I have indeed followed the link you metioned. And to initialize a process group, I used the code:

def setup(rank, world_size):
    os.environ['MASTER_ADDR'] = 'localhost'
    os.environ['MASTER_PORT'] = '12355'

    # initialize the process group
    dist.init_process_group("gloo", rank=rank, world_size=world_size)

But I can’t tell where is the part related to using CPU GLOO instead of GPU GLOO in this initialization. Do you mean when creating the model, just like what we do without DDP, don’t use model.to(device) to use make the model run on CPU?
For example:

    setup(rank, world_size)

    # create model and move it to CPU? with id rank
    model = ToyModel()
    ddp_model = DDP(model)

It seems like the device_ids argument is also not needed in DDP initialization, right?

But I can’t tell where is the part related to using CPU GLOO instead of GPU GLOO in this initialization. Do you mean when creating the model, just like what we do without DDP, don’t use model.to(device) to use make the model run on CPU?
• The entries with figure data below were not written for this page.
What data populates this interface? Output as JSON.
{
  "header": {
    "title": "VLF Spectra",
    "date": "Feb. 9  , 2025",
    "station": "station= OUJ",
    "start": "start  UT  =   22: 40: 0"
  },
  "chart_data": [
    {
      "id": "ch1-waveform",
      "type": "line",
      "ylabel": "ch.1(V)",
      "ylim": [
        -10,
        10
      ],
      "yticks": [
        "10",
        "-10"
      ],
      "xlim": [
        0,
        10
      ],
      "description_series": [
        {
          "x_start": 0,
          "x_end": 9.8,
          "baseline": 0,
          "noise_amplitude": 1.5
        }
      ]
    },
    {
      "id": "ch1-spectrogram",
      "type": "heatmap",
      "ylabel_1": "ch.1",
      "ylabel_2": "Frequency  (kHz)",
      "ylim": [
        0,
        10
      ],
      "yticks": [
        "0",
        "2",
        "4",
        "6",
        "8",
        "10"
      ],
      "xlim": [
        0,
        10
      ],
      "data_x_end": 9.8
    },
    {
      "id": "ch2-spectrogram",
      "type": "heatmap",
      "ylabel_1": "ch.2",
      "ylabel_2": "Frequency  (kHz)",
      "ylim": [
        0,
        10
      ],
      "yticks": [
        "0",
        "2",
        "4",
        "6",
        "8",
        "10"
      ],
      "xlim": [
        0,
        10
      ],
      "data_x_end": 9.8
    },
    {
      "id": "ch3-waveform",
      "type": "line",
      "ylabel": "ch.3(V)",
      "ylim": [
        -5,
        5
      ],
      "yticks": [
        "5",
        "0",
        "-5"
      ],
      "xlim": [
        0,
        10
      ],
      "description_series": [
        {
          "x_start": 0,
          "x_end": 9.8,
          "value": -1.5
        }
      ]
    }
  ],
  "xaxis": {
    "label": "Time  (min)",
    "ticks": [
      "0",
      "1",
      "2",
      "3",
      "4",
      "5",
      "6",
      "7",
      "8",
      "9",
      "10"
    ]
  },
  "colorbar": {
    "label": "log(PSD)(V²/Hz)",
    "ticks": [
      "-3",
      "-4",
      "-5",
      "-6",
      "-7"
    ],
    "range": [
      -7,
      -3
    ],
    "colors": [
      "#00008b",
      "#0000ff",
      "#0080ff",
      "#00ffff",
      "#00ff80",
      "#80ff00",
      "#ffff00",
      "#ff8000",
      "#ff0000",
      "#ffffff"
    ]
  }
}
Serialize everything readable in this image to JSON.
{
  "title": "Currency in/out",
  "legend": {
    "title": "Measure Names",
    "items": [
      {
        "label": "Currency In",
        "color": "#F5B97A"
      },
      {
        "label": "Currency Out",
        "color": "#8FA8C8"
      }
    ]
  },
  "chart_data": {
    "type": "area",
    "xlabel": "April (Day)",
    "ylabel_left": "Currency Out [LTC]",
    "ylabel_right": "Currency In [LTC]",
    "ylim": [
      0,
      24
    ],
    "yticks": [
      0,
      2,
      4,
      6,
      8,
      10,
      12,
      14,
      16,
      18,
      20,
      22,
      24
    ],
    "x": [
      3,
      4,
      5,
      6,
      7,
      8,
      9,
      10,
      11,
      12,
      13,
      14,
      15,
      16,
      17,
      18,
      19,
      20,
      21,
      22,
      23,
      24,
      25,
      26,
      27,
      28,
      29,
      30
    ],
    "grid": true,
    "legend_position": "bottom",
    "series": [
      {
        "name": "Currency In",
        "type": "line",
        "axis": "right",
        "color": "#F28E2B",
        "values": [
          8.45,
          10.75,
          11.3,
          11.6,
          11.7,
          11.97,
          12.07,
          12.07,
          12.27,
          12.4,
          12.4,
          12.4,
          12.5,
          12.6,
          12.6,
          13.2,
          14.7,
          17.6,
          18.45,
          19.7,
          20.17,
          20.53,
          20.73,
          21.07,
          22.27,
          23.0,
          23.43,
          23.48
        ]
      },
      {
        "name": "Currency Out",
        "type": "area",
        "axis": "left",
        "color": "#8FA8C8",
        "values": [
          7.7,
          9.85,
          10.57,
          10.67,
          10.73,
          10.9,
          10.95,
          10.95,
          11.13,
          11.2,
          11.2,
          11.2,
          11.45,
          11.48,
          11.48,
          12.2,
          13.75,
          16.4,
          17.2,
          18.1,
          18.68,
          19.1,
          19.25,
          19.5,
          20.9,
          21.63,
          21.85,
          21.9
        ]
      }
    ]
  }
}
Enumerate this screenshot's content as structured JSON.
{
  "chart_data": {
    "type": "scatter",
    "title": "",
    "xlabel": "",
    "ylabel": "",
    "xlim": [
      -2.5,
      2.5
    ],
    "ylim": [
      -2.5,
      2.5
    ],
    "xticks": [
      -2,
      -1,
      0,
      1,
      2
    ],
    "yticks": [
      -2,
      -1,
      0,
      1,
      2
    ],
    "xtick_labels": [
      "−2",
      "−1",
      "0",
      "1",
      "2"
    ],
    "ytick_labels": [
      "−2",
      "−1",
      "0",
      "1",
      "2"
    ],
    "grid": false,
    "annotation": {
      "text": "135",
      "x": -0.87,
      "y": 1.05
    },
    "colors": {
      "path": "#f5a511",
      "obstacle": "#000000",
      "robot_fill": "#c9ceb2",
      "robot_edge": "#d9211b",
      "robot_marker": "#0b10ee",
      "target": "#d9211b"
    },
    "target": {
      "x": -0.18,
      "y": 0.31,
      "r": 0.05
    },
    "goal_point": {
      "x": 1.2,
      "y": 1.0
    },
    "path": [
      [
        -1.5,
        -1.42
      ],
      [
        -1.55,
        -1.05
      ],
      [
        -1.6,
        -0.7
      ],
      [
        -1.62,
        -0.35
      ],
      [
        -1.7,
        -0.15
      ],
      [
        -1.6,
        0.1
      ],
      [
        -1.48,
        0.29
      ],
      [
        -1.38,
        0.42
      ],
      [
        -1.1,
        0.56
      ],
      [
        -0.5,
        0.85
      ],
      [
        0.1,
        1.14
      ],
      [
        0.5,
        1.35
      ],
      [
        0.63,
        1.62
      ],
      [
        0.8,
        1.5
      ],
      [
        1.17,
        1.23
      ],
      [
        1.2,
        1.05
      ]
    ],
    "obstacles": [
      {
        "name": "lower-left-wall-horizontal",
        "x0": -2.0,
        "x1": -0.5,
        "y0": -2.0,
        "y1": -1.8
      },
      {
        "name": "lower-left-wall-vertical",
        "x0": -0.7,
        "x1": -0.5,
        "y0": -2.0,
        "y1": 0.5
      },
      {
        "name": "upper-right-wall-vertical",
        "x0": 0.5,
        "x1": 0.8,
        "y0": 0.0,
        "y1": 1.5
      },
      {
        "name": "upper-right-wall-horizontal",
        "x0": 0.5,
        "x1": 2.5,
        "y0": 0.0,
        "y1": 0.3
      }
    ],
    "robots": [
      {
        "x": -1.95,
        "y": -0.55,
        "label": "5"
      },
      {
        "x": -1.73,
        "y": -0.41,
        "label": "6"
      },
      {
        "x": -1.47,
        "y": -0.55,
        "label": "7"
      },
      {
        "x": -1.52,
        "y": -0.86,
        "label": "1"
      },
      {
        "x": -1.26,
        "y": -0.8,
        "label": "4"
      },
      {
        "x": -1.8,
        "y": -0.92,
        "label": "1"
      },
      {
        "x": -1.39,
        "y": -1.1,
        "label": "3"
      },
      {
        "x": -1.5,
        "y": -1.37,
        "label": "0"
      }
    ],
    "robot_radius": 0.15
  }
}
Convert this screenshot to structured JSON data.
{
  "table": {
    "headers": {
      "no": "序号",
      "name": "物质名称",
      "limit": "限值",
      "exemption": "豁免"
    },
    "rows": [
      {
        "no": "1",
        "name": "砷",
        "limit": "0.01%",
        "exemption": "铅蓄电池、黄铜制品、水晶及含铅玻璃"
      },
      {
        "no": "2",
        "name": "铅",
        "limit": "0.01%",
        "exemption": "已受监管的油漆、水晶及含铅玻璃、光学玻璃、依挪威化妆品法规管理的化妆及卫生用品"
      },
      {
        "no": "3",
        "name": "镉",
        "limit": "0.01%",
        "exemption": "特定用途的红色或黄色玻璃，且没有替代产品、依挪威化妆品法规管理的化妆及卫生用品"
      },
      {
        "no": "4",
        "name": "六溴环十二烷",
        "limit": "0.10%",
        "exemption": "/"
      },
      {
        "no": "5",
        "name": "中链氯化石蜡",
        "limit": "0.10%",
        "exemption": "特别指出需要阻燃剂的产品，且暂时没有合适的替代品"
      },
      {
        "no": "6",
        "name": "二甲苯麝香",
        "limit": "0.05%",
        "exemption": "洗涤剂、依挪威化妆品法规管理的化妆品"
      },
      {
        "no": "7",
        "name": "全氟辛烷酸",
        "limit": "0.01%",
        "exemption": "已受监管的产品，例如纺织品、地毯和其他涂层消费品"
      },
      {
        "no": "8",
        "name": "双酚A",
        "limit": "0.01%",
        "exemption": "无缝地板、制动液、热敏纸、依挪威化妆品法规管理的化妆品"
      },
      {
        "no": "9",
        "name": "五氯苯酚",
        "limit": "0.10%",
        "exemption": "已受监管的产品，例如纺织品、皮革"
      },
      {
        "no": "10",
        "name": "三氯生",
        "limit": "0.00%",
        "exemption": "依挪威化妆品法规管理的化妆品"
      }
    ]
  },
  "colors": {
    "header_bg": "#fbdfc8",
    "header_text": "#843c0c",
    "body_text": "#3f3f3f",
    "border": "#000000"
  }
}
https://pytorch.org/docs/stable/distributed.html

" torch.distributed supports three built-in backends, each with different capabilities. The table below shows which functions are available for use with CPU / CUDA tensors."

You simply initialize the backend. The model is on CPU unless moved to GPU.

It seems like the device_ids argument is also not needed in DDP initialization, right?

https://pytorch.org/docs/master/generated/torch.nn.parallel.DistributedDataParallel.html

" * device_ids (list of python:int or torch.device) –CUDA devices. 1) For single-device modules, device_ids can contain exactly one device id, which represents the only CUDA device where the input module corresponding to this process resides. Alternatively, device_ids can also be None. 2) For multi-device modules and CPU modules, device_ids must be None.When device_ids is None for both cases, both the input data for the forward pass and the actual module must be placed on the correct device. (default: None)"

1 Like

I see. Another question is regarding this piece of code:

    # create model and move it to GPU with id rank
    model = ToyModel().to(rank)
    ddp_model = DDP(model, device_ids=[rank])

    loss_fn = nn.MSELoss()
    optimizer = optim.SGD(ddp_model.parameters(), lr=0.001)
    optimizer.zero_grad()
    outputs = ddp_model(torch.randn(20, 10))
    labels = torch.randn(20, 5).to(rank)
    loss_fn(outputs, labels).backward()
    optimizer.step()

The model has been designated to a GPU and also wrapped by DDP. But when we feed in data as in this line

outputs = ddp_model(torch.randn(20, 10))

Shouldn’t we use torch.randn(20, 10).to(rank) instead?

ddp will move input to device properly

So, which all_reduce algorithm does gloo use? I saw there is ring, bcube, halving_doubling, etc. In addition, does the host do the all_reduce or directly on devices?

in default, gloo is using ring algorithm gloo/allreduce.cc at master · facebookincubator/gloo · GitHub. Gloo will do the all reduce on host, but NCCL will do the all reduce on devices

1 Like

Hmm, but it seems that GLOO does support all_reduce op on CUDA tensors, right? So my question is why bother running the all_reduce on host (You have to cudaMemcpy the CUDA tensors to CPU and do the all_reduce there, and then transfer it back to GPU devices again)? Why not directly do all_reduce on GPU? It seems on GPU is faster, am I right?